Can tobacco companies really play a role in helping people to quit smoking?

How sincere was Philip Morris' recent ad asking people to help those trying to stop smoking?

Can tobacco companies really play a role in helping people to quit smoking?

On 1 July 2007, the smoking ban came into effect, two years after a ban on tobacco advertising was enforced. This itself was 40 years after cigarette advertising was banned on television, thereby ending a fug of muddled prevarication over what was and wasn’t permissible.

This week, Philip Morris International, the tobacco giant behind Marlboro, was back on the advertising schedules with a wraparound in the Daily Mirror. The ad featured its logo and promoted its "Hold my light" campaign to encourage people to put away their cigarette lighters and quit the fags for good with the help of their friends.

But all was not quite as it seems. For some time, Philip Morris has stated its desire to make the UK "smoke free". But it does have an ulterior motive – a couple of years ago, Philip Morris launched the Iqos brand as a "less bad" alternative to cigarettes. These heat rather than burn the tobacco and is the direction of travel the company sees its business going. So how sincere is Philip Morris in its attempt to help people quit the evil weed, or is it simply trying to find an alternative way for addicts to consume it? And can tobacco companies really play a role in helping people to quit smoking?

Matt Tanter

Chief strategy officer, Grey London

This entire campaign falls down on one simple thing: trust. Trust is about people at large being clear on your intentions. This campaign is big on attention but totally lacking on intention. Getting the world to stop smoking is great, but from a company that’s spent decades doing the opposite, it begs the question why. Trust has to be earned, intentions have to be clear; consistency in these two areas is crucial. With all of that missing from this campaign, something stinks.

Sandra Mullin

Senior vice-president, policy, advocacy and communication, Vital Strategies

If tobacco companies really wanted to help people quit, they would stop selling cigarettes. Period. There’s an enormous amount of evidence about what works and it’s not new tobacco products. It’s sensible policies like smoke-free indoor air laws, high tobacco taxes and effective warning labels, which tobacco companies continue to fight tooth and nail to kill or delay. Big tobacco has one true interest, and that’s to keep their current customers and attract new ones. Tobacco companies claim they want people to quit, yet continue to spend billions marketing cigarettes to children around the world. There’s no industry on Earth less deserving of the public’s trust.

David Haigh

Chief executive, Brand Finance

This pioneering campaign from Philip Morris may be well-intentioned, but we ought to consider the wide variety of cigarette alternatives that the brand also offers and continues to market heavily.
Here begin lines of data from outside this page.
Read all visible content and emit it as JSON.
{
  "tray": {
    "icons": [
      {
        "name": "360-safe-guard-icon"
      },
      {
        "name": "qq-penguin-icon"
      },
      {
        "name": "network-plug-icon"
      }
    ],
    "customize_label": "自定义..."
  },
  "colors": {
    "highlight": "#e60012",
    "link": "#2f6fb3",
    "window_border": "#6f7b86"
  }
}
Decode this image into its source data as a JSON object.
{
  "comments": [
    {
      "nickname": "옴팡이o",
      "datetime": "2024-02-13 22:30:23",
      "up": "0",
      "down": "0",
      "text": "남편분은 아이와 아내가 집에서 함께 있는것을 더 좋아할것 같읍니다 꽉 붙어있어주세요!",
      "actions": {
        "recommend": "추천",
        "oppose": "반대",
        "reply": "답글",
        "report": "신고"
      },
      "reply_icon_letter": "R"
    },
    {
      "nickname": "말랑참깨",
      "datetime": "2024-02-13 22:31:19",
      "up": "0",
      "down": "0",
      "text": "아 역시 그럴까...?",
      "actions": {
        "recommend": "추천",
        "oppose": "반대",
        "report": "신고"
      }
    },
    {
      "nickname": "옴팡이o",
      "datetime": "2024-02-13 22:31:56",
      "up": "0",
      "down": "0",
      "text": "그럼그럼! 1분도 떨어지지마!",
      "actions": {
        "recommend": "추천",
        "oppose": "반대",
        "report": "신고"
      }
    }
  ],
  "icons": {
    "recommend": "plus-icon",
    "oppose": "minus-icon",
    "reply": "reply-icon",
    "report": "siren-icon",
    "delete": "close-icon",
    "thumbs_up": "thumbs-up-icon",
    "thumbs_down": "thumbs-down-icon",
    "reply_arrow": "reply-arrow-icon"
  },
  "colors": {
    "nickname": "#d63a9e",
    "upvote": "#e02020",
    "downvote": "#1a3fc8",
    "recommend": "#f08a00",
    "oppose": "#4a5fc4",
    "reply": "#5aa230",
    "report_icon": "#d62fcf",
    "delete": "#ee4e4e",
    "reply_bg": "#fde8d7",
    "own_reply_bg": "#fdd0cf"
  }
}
Migrating its customer base away from cigarettes and encouraging smokers to move across to other Philip Morris-branded alternatives such as its Iqos heated tobacco offering or the newly launched e-cig product Mesh is a double win for Phillip Morris, which can be seen to be doing good by encouraging people to smoke less, but also cleverly capturing our attention and introducing us to the variety of other products being actively marketed. As the plain packaging ruling on tobacco products becomes a firm reality across the UK, tobacco brands are bound to be doing all they can to remain in the spotlight and at the forefront of smokers’ minds.

Dan Cullen-Shute

Chief executive, Creature

For sure! They could stop selling cigarettes, for one; or stop advertising, rather than waiting for markets to catch up with their deathy reality and regulate them out of existence. Of course, people putting down the fags and picking up the fag alternatives is almost certainly, if not 100% scientifically definitely, a good thing. But there are better ways of doing that than switching to other, slightly – slightly – less deathy things; ways that aren’t about ensuring the survival of the death-mongers. Pretending this is happening for any reason other than to protect their deathy bottom line is offensive, disingenuous bullshit.

Rory Sutherland

Vice-chairman, Ogilvy UK

Nicotine is not itself carcinogenic. It is the burning leaves – the delivery device – which cause most of the health problems, rather than the psychoactive drug.  Sorry to bore you with this science lesson, but it recently emerged that a large percentage of GPs did not know this – and it's an important fact. It explains why most tobacco companies – at least in the developed world – are now eager to reinvent themselves as nicotine companies, just as oil companies are eager to reposition themselves as energy companies. Nicotine isn't all that harmful in itself, though it is highly addictive. Certainly, its social costs are closer to tea and coffee than to alcohol; no-one crashes a car or starts a knife fight on a Saturday night because they had one cigarette too many.

Interestingly, the profit potential from selling vaping products is, at least in the near term, immense – far more per user than for tobacco. Some people may pay similar amounts to satisfy their craving electronically as they did when they bought cigarettes but, since there is no duty on e-cigarettes, far more of that money goes to the producer rather than to the government. Hence, if Philip Morris believes that enough quitters will switch to its own vaping products, this campaign may make commercial sense. This ad may only be a start. It is not inconceivable that, if vapers pass the five million mark, tobacco companies may collectively agree to stop selling cigarettes in Britain altogether. This might be a case where greed really is good.